Imagine you're building a car engine. You could try to assemble every single piston, wire, and bolt in one go, right on the factory floor. It might work, but what happens when you want to build a slightly different engine for a different car model? You'd have to start from scratch or painstakingly copy your first creation.
A monolithic main.tf file for an EKS cluster is that chaotic assembly. It mixes the what (an EKS control plane, IAM roles, node groups, security groups) with the where and why (this is for the dev environment with t3.medium nodes, this is for the prod app with m5.large nodes).
This approach has several major flaws:
- It's not DRY (Don't Repeat Yourself): Creating a new environment means copying hundreds of lines of complex IAM and networking code.
- High cognitive load: Understanding the cluster setup requires deciphering a huge, interconnected block of code.
- High blast radius: A small typo in an IAM policy could cripple your entire cluster, and if you've copy-pasted, that vulnerability exists in every environment.
We can do better. Instead of assembling the engine piece by piece every time, let's build pre-fabricated components, like a complete fuel injection system or a pre-wired ignition module. In Terraform, we call these modules.
The Module Pattern: Your IaC Building Blocks
A Terraform module is a self-contained package of Terraform configurations that are managed as a group. Think of it as a function in a programming language. It takes some inputs (variables), performs some actions (creates resources), and provides some outputs.
For something like an EKS cluster, a module is a lifesaver. It can encapsulate all the boilerplate resources needed to get a cluster up and running:
- The EKS cluster control plane itself.
- The complex IAM roles and policies for the cluster and its nodes.
- The managed node groups, including their launch templates and auto-scaling configurations.
You then call this single module from your environment-specific code, passing in values like the cluster name, version, and instance types.

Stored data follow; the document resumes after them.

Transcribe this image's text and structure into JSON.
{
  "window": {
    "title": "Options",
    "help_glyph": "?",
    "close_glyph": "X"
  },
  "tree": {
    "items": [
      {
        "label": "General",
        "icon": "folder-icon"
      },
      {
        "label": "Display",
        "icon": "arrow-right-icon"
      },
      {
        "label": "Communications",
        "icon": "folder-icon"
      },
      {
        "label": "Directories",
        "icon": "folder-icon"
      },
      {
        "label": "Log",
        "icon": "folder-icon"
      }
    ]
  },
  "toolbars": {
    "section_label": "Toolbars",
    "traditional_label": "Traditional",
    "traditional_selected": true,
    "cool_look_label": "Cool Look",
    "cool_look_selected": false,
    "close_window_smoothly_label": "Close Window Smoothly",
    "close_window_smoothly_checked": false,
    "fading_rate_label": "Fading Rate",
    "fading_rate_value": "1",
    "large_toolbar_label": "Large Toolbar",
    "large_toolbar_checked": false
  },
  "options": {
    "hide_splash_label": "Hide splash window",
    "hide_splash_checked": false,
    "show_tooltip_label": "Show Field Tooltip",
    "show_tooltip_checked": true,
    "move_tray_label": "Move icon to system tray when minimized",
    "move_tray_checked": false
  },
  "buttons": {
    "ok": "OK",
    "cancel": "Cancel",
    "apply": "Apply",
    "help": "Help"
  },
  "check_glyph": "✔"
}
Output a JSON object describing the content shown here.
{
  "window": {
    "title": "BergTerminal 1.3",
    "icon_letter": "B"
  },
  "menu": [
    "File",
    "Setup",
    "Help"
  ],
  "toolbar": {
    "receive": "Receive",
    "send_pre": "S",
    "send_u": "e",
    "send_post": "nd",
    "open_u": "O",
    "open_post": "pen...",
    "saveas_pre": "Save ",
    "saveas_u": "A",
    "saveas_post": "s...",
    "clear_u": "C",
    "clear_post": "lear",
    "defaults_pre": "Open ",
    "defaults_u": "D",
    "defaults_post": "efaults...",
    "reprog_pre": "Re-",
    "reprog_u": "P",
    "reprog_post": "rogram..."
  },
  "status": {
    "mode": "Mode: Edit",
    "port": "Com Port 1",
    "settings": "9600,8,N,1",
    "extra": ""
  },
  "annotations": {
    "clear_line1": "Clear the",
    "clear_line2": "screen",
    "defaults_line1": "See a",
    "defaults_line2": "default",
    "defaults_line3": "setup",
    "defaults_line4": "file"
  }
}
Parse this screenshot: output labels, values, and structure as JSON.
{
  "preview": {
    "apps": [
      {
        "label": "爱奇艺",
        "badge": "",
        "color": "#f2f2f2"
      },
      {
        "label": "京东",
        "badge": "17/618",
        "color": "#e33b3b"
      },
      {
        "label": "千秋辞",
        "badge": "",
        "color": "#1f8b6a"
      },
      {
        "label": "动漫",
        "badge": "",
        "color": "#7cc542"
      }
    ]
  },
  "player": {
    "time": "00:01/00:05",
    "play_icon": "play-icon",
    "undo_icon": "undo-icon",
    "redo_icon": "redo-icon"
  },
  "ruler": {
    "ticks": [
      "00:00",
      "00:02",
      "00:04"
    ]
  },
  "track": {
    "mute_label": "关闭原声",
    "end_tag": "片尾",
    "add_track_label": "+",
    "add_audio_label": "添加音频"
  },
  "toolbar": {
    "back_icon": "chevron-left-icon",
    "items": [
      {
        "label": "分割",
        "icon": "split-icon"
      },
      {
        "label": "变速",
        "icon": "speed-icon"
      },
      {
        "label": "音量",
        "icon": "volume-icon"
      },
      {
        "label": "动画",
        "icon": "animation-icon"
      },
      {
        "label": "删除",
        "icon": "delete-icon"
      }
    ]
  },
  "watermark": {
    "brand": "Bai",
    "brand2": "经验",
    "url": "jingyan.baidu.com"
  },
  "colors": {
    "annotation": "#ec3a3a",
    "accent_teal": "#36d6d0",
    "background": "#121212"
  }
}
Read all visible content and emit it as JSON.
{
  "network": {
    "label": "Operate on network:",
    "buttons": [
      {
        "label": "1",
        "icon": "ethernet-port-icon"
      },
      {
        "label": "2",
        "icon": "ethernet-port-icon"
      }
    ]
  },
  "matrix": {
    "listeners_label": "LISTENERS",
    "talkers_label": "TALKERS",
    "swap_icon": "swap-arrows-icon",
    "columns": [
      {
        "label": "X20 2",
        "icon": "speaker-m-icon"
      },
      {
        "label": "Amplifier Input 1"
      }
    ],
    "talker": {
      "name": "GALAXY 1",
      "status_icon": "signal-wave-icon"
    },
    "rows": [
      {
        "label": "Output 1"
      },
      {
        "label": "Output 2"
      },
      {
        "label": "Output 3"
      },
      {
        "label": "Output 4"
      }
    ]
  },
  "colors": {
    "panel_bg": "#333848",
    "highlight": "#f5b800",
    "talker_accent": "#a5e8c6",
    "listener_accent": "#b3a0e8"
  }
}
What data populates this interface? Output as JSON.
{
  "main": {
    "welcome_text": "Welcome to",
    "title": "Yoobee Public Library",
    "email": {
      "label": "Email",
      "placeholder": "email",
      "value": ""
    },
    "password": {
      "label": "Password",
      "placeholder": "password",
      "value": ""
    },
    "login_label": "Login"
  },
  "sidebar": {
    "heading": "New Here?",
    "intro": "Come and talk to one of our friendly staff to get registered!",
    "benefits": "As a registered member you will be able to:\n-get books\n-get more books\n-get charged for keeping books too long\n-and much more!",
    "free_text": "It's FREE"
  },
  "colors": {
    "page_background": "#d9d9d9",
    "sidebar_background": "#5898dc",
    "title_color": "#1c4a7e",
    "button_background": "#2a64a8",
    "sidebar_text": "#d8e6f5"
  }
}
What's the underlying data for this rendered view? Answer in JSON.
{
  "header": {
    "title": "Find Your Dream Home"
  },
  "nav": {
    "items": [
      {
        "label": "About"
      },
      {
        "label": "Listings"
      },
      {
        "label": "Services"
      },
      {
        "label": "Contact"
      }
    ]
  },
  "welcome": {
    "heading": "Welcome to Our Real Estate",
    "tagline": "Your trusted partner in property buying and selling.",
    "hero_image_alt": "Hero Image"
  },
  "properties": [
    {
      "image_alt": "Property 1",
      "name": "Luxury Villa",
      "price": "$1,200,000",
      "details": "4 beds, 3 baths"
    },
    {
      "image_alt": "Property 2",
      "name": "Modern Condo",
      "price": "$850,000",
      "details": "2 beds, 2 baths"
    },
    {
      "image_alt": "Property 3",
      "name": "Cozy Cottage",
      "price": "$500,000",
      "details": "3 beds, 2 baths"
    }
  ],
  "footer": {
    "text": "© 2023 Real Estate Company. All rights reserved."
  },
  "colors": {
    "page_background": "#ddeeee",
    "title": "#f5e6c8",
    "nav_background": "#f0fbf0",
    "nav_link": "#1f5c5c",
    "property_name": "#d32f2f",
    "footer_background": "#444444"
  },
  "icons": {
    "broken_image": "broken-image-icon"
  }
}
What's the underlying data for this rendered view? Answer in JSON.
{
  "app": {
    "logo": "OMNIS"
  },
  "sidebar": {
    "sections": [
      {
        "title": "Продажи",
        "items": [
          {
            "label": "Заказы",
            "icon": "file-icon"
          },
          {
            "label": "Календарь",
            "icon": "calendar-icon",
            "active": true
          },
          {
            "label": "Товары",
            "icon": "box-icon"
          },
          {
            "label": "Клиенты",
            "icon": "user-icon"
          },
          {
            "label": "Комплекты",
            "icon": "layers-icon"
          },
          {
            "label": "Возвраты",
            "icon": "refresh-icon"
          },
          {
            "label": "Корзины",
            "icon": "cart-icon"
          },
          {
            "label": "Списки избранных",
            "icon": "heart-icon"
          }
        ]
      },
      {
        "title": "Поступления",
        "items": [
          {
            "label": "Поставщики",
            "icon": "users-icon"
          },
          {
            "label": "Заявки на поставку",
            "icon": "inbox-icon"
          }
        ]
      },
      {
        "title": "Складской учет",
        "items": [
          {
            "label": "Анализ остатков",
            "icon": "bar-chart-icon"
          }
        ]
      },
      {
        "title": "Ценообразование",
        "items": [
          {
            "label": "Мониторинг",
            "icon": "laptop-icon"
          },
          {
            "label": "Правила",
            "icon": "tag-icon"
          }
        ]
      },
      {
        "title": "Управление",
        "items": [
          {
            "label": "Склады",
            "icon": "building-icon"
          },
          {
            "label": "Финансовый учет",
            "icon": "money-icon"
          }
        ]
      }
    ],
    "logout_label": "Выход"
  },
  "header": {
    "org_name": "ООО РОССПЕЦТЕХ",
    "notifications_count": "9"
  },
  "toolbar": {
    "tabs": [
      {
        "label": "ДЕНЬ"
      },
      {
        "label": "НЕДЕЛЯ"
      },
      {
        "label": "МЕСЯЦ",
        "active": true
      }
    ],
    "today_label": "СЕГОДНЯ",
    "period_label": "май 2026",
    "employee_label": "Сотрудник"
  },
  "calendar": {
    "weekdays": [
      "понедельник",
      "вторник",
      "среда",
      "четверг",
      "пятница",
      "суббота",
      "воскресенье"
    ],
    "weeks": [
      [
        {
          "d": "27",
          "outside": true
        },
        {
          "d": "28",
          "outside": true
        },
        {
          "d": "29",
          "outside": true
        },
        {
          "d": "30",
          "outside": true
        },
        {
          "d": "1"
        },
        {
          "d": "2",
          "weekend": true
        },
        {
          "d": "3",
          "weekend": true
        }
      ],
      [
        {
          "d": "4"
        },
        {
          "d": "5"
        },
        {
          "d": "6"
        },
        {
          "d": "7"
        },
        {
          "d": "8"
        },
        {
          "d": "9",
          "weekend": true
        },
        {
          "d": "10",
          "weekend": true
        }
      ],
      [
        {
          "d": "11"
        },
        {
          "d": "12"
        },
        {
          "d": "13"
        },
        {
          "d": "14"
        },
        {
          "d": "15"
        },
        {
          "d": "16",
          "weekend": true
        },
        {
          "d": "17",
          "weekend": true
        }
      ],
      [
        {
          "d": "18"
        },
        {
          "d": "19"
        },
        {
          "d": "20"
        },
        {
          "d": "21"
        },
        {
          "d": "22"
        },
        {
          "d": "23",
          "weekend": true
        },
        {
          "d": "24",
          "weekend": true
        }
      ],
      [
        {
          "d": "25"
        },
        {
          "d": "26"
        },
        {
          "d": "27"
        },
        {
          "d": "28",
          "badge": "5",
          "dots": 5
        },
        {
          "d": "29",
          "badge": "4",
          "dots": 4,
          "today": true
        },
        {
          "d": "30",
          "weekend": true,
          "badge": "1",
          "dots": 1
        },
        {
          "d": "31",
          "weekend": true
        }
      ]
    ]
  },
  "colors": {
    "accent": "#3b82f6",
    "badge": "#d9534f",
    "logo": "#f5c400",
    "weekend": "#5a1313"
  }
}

A Practical Example: A Reusable EKS Cluster Module
Let's build a simplified version. A common best practice is to have a modules directory in your repository where you store your custom, reusable modules. Our initial project structure looks like this:
terraform-project/
├── modules/
│ └── aws-eks-cluster/
│ ├── main.tf
│ ├── variables.tf
│ └── outputs.tf
└── environments/
└── dev/
└── main.tf
Inside modules/aws-eks-cluster/, we define the module's API (variables.tf), its logic (main.tf), and its return values (outputs.tf).
(For brevity, the full code for the EKS module is omitted here but is the same as in our previous discussion. It defines resources like aws_eks_cluster, aws_eks_node_group, and their associated IAM roles.)
Patterns for Environment Variables
Okay, we have our reusable EKS module. Now for the most important part: How do we feed it the right configuration for each environment (dev, prod, etc.) in a way that is clean, scalable, and easy to manage?
Let's look at the evolution of passing variables, from the basic approach to the recommended best practice.
Method 1: In-line Arguments
The most straightforward way is to hardcode the values directly in the module block inside your environment's main.tf.
# environments/dev/main.tf
module "eks_cluster" {
source = "../../modules/aws-eks-cluster"
# --- In-line arguments ---
cluster_name = "my-app-dev-cluster"
node_group_instance_types = ["t3.medium"]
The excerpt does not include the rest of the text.